I ordered the 35" version last night...can't wait for it to get here!!!


----------



## black85vette

websterz  said:
			
		

> I ordered the 35" version last night...can't wait for it to get here!!!



Got my 35" yesterday. Plus my air spring conversion arrived today.  Hmmmmm.  I see some work on the mill coming up.


----------



## black85vette

Got my DROs extended.  Put the air spring on the mill and then cut the DRO to fit. Now have about 10" of Z axis travel and a DRO to match it.

Took a length of the remaining material and cut a section to fit the X axis.  So I now have DRO for the full travel of the X axis.

Y axis was already good as the 6" original DRO was longer than necessary.

With the spring and arm assembly removed to do the air spring install there was plenty of room for the DRO.

Here is a pic


----------



## Troutsqueezer

That looks like a nice fit B85V! I guess I need to look into the air spring thingie to make room on mine.

A couple of questions for you:

Was the air spring an LMS upgrade part?

Have you extended your Z axis? 

On the bar, is there a cell that denotes absolute zero? If so, did you lose that tracking ability with the cutoff piece? Not that it matters I guess. 

-Trout


----------



## black85vette

Troutsqueezer  said:
			
		

> A couple of questions for you:
> 
> Was the air spring an LMS upgrade part?
> 
> Have you extended your Z axis?
> 
> On the bar, is there a cell that denotes absolute zero? If so, did you lose that tracking ability with the cutoff piece? Not that it matters I guess.



Trout; Yes the air spring was from LMS. Very reasonable price. Has all the hardware AND it has the longer gear rack to extend the Z axis included. Easy to install with just 3 holes to tap. Highly recommend this one.

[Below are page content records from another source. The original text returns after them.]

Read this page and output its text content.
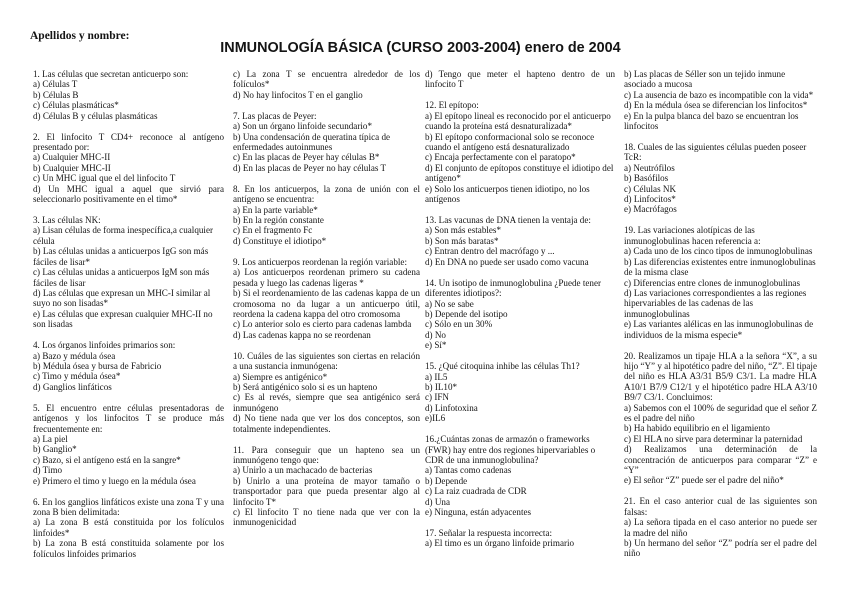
Apellidos y nombre:
INMUNOLOGÍA BÁSICA (CURSO 2003-2004) enero de 2004

1. Las células que secretan anticuerpo son:

a) Células T

b) Células B

c) Células plasmáticas*

d) Células B y células plasmáticas

2. El linfocito T CD4+ reconoce al antígeno presentado por:

a) Cualquier MHC-II

b) Cualquier MHC-II

c) Un MHC igual que el del linfocito T

d) Un MHC igual a aquel que sirvió para seleccionarlo positivamente en el timo*

3. Las células NK:

a) Lisan células de forma inespecífica,a cualquier célula

b) Las células unidas a anticuerpos IgG son más fáciles de lisar*

c) Las células unidas a anticuerpos IgM son más fáciles de lisar

d) Las células que expresan un MHC-I similar al suyo no son lisadas*

e) Las células que expresan cualquier MHC-II no son lisadas

4. Los órganos linfoides primarios son:

a) Bazo y médula ósea

b) Médula ósea y bursa de Fabricio

c) Timo y médula ósea*

d) Ganglios linfáticos

5. El encuentro entre células presentadoras de antígenos y los linfocitos T se produce más frecuentemente en:

a) La piel

b) Ganglio*

c) Bazo, si el antígeno está en la sangre*

d) Timo

e) Primero el timo y luego en la médula ósea

6. En los ganglios linfáticos existe una zona T y una zona B bien delimitada:

a) La zona B está constituida por los folículos linfoides*

b) La zona B está constituida solamente por los folículos linfoides primarios

c) La zona T se encuentra alrededor de los folículos*

d) No hay linfocitos T en el ganglio

7. Las placas de Peyer:

a) Son un órgano linfoide secundario*

b) Una condensación de queratina típica de enfermedades autoinmunes

c) En las placas de Peyer hay células B*

d) En las placas de Peyer no hay células T

8. En los anticuerpos, la zona de unión con el antígeno se encuentra:

a) En la parte variable*

b) En la región constante

c) En el fragmento Fc

d) Constituye el idiotipo*

9. Los anticuerpos reordenan la región variable:

a) Los anticuerpos reordenan primero su cadena pesada y luego las cadenas ligeras *

b) Si el reordenamiento de las cadenas kappa de un cromosoma no da lugar a un anticuerpo útil, reordena la cadena kappa del otro cromosoma

c) Lo anterior solo es cierto para cadenas lambda

d) Las cadenas kappa no se reordenan

10. Cuáles de las siguientes son ciertas en relación a una sustancia inmunógena:

a) Siempre es antigénico*

b) Será antigénico solo si es un hapteno

c) Es al revés, siempre que sea antigénico será inmunógeno

d) No tiene nada que ver los dos conceptos, son totalmente independientes.

11. Para conseguir que un hapteno sea un inmunógeno tengo que:

a) Unirlo a un machacado de bacterias

b) Unirlo a una proteína de mayor tamaño o transportador para que pueda presentar algo al linfocito T*

c) El linfocito T no tiene nada que ver con la inmunogenicidad

d) Tengo que meter el hapteno dentro de un linfocito T

12. El epítopo:

a) El epítopo lineal es reconocido por el anticuerpo cuando la proteína está desnaturalizada*

b) El epítopo conformacional solo se reconoce cuando el antígeno está desnaturalizado

c) Encaja perfectamente con el paratopo*

d) El conjunto de epítopos constituye el idiotipo del antígeno*

e) Solo los anticuerpos tienen idiotipo, no los antígenos

13. Las vacunas de DNA tienen la ventaja de:

a) Son más estables*

b) Son más baratas*

c) Entran dentro del macrófago y ...

d) En DNA no puede ser usado como vacuna

14. Un isotipo de inmunoglobulina ¿Puede tener diferentes idiotipos?:

a) No se sabe

b) Depende del isotipo

c) Sólo en un 30%

d) No

e) Sí*

15. ¿Qué citoquina inhibe las células Th1?

a) IL5

b) IL10*

c) IFN

d) Linfotoxina

e)IL6

16.¿Cuántas zonas de armazón o frameworks (FWR) hay entre dos regiones hipervariables o CDR de una inmunoglobulina?

a) Tantas como cadenas

b) Depende

c) La raiz cuadrada de CDR

d) Una

e) Ninguna, están adyacentes

17. Señalar la respuesta incorrecta:

a) El timo es un órgano linfoide primario

b) Las placas de Séller son un tejido inmune asociado a mucosa

c) La ausencia de bazo es incompatible con la vida*

d) En la médula ósea se diferencian los linfocitos*

e) En la pulpa blanca del bazo se encuentran los linfocitos

18. Cuales de las siguientes células pueden poseer TcR:

a) Neutrófilos

b) Basófilos

c) Células NK

d) Linfocitos*

e) Macrófagos

19. Las variaciones alotípicas de las inmunoglobulinas hacen referencia a:

a) Cada uno de los cinco tipos de inmunoglobulinas

b) Las diferencias existentes entre inmunoglobulinas de la misma clase

c) Diferencias entre clones de inmunoglobulinas

d) Las variaciones correspondientes a las regiones hipervariables de las cadenas de las inmunoglobulinas

e) Las variantes alélicas en las inmunoglobulinas de individuos de la misma especie*

20. Realizamos un tipaje HLA a la señora “X”, a su hijo “Y” y al hipotético padre del niño, “Z”. El tipaje del niño es HLA A3/31 B5/9 C3/1. La madre HLA A10/1 B7/9 C12/1 y el hipotético padre HLA A3/10 B9/7 C3/1. Concluimos:

a) Sabemos con el 100% de seguridad que el señor Z es el padre del niño

b) Ha habido equilibrio en el ligamiento

c) El HLA no sirve para determinar la paternidad

d) Realizamos una determinación de la concentración de anticuerpos para comparar “Z” e “Y”

e) El señor “Z” puede ser el padre del niño*

21. En el caso anterior cual de las siguientes son falsas:

a) La señora tipada en el caso anterior no puede ser la madre del niño

b) Un hermano del señor “Z” podría ser el padre del niño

I am not sure this type of DRO has an absolute zero as part of the bar. These are different than the digital calipers. The calipers send out two bits of information (as I understand it) a reference to absolute zero and a distance relative to the last time the "zero" button was hit. The scale with the remote readout sends no position information at all. Rather the sensor on the bar sends "movement" information telling the remote display how much it moved and in which direction. The display then tracks the distance.

I have been very happy with my scales, even limited to 6" of travel they were very useful.  I have placed swarf shields over them because after seeing the inside I think that bits of metal will do damage over time.


----------



## winklmj

black85vette  said:
			
		

> UPDATE:
> Just got an email from iGaging the distributor of the scales and they say Grizzly WILL be carrying the longer versions in 2-3 weeks. For those of you who want to wait, you might get a much better price from Grizzly.



Just for grins and to put another bug in their ear--I emailed Grizzly about when they might offer the longer versions (since they were now available "elsewhere").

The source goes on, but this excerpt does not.